# Стастистические методы

## Загрузка необходимых модулей

In [2]:
import re
import pandas as pd
import pymorphy2
import nltk
import tqdm 
from sklearn.feature_extraction.text import TfidfVectorizer

morph = pymorphy2.MorphAnalyzer()

  return f(*args, **kwds)


In [3]:
def syntax_encode(text):
    text = text.lower()
    text = re.findall('\w+|\.\.\.|\!\?|[:\-,\.;\(\)\!\?]', text)
    result = []
    for token in text:
        pos = str(morph.parse(token)[0].tag.POS or morph.parse(token)[0].tag)
        if pos == 'PNCT':
            result.append(token)
            continue 
        result.append(pos)
    return result

def tokenize(text):
    res = []
    for sent in nltk.sent_tokenize(text):
        t = syntax_encode(sent)
        s = nltk.ngrams(t, 3)
        res += s
    return res

vectorizer = TfidfVectorizer(analyzer='word', tokenizer=tokenize, max_features=1000, min_df=5, max_df=0.7)

print(syntax_encode("Маама мыла раму.
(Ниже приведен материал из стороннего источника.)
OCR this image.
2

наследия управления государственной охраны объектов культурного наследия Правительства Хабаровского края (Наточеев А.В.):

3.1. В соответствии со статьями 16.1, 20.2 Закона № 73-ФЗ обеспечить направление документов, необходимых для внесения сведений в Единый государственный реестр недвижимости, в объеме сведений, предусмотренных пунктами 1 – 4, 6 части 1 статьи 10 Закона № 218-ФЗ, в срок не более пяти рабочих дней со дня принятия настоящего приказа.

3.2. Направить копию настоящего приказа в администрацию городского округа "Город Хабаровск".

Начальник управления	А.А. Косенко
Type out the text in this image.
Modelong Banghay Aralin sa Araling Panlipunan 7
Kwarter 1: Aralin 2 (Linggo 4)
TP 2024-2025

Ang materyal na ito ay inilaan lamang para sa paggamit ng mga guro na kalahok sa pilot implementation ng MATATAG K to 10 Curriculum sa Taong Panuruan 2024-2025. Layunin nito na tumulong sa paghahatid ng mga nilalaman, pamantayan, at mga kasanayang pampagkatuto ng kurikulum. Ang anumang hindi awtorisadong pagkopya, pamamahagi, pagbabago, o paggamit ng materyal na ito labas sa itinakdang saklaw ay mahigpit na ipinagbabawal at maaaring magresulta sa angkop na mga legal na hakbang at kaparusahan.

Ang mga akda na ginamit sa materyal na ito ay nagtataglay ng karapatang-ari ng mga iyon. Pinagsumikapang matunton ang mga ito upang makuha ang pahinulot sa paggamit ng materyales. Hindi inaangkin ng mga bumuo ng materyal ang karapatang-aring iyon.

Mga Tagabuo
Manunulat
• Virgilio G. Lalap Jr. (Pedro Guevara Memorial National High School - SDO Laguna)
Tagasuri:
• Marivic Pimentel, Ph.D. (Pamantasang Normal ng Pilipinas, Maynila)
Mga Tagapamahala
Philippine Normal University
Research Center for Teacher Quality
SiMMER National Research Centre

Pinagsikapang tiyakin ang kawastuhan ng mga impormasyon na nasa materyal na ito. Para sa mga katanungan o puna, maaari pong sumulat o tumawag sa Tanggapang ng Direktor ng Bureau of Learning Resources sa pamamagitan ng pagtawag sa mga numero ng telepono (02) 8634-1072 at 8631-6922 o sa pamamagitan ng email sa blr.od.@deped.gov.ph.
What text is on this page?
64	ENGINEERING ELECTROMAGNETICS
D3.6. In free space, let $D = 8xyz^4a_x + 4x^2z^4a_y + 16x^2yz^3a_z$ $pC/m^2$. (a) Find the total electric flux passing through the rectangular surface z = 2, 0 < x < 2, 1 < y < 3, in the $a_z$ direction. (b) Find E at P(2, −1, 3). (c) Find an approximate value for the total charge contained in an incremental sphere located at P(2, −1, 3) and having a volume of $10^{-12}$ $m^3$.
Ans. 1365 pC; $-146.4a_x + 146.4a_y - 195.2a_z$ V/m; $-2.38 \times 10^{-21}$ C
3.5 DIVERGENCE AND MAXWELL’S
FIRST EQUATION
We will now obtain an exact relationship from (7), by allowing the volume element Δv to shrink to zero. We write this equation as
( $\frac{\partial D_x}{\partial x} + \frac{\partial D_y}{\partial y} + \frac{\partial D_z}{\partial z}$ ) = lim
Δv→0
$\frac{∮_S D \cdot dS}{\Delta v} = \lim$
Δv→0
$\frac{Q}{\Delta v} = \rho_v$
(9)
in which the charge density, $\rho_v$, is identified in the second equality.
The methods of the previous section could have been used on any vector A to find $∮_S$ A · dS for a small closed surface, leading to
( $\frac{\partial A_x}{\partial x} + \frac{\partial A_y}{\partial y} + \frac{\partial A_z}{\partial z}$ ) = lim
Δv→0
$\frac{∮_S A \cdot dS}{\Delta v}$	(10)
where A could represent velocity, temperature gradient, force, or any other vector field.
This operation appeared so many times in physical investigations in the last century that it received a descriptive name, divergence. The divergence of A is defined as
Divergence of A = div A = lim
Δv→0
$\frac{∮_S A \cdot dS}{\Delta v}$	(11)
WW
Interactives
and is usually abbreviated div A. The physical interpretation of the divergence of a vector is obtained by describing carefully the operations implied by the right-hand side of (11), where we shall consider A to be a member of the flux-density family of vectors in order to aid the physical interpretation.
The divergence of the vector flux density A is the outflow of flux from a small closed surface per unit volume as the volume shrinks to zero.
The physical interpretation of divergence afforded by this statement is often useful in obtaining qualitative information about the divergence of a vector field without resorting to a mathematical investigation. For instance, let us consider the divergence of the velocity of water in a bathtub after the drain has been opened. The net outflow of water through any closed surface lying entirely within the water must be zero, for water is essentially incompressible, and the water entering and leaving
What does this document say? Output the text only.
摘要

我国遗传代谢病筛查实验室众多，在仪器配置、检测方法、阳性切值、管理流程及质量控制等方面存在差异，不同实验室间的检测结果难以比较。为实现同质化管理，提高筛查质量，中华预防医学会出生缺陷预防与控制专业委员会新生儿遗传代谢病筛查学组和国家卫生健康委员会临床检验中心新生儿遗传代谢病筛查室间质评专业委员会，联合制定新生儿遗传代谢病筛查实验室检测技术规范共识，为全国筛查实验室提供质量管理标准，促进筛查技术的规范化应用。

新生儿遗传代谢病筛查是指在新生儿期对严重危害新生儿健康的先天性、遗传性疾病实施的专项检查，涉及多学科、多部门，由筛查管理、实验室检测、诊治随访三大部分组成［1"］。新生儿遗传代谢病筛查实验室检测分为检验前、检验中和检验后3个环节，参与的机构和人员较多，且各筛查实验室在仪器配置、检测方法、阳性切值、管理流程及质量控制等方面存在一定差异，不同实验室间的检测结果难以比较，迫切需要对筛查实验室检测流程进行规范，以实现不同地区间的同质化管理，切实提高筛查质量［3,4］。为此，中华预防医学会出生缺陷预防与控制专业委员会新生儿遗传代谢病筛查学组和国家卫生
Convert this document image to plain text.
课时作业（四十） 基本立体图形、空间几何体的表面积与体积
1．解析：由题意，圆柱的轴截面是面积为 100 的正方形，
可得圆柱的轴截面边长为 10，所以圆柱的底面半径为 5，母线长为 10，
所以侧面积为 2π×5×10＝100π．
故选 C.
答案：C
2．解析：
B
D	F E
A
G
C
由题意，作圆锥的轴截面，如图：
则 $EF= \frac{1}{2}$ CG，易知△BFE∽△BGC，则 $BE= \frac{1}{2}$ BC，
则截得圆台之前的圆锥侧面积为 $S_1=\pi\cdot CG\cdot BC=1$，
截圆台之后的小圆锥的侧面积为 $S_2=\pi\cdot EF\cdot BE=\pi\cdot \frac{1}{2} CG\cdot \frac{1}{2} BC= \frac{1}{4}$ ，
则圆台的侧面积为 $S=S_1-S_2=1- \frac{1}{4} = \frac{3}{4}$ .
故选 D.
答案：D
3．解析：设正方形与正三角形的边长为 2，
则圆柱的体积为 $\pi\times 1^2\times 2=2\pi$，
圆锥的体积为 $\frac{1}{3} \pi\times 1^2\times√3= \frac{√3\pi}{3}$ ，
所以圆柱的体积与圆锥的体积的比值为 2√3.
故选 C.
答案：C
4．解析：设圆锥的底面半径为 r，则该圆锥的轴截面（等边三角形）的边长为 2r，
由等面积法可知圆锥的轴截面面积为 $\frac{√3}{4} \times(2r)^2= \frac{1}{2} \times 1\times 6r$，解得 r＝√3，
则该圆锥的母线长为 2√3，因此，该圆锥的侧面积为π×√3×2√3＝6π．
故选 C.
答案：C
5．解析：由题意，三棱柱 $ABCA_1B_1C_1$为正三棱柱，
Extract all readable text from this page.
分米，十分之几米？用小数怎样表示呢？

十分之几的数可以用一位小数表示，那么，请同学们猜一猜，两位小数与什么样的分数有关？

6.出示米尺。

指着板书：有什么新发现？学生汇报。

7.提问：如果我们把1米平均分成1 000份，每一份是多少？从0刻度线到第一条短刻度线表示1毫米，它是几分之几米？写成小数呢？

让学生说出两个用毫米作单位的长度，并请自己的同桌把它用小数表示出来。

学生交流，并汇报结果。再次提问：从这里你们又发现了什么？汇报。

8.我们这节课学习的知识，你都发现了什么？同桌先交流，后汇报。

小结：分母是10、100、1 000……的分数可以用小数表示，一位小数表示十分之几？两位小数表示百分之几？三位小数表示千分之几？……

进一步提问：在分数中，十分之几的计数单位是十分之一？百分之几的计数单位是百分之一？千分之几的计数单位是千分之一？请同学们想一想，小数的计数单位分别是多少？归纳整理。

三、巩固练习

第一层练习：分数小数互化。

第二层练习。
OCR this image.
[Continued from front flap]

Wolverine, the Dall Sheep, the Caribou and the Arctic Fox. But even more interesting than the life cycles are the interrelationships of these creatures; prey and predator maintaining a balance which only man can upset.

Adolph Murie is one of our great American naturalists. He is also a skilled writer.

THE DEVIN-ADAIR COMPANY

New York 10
Папа ел пельмени!"))
print(tokenize("Маама мыла раму. Папа ел пельмени!"))

['NOUN', 'NOUN', 'NOUN', '.', 'NOUN', 'VERB', 'NOUN', '!']
[('NOUN', 'NOUN', 'NOUN'), ('NOUN', 'NOUN', '.'), ('NOUN', 'VERB', 'NOUN'), ('VERB', 'NOUN', '!')]


In [18]:
with open('../data/functional_words/vvodn') as f:
    VVODN_LIST = f.read().split()  # список вводных слов русского языка

with open('../data/functional_words/souz') as f:
    SOUZ_LIST = f.read().split() # список союзов русского языка

with open('../data/functional_words/chast') as f:
    CHAST_LIST = f.read().split()  #  список частиц русского языка

with open('../data/functional_words/judge') as f:
    JUDGE_LIST = f.read().split()  # список оценочных слов русского языка

def vectorize(text):
    text = re.findall('[а-яё]+', text.lower())
    vvodn = dict.fromkeys(VVODN_LIST, 0)
    souz = dict.fromkeys(SOUZ_LIST, 0)
    chast = dict.fromkeys(CHAST_LIST, 0)
    judge = dict.fromkeys(JUDGE_LIST, 0)
    for word in text:
        if word in vvodn:
            vvodn[word] += 1
        if word in souz:
            souz[word] += 1
        if word in chast:
            chast[word] += 1
        if morph.parse(word)[0].normal_form in judge:
            judge[morph.parse(word)[0].normal_form] += 1

    res_v = []
    res_s = []
    res_c = []
    res_j = []
    for key in sorted(vvodn):
        res_v.append(vvodn[key] / max(1, sum(vvodn.values())))
    for key in sorted(souz):
        res_s.append(souz[key] / max(1, sum(souz.values())))
    for key in sorted(chast):
        res_c.append(chast[key] / max(1, sum(chast.values())))
    for key in sorted(judge):
        res_j.append(judge[key] / max(1, sum(judge.values())))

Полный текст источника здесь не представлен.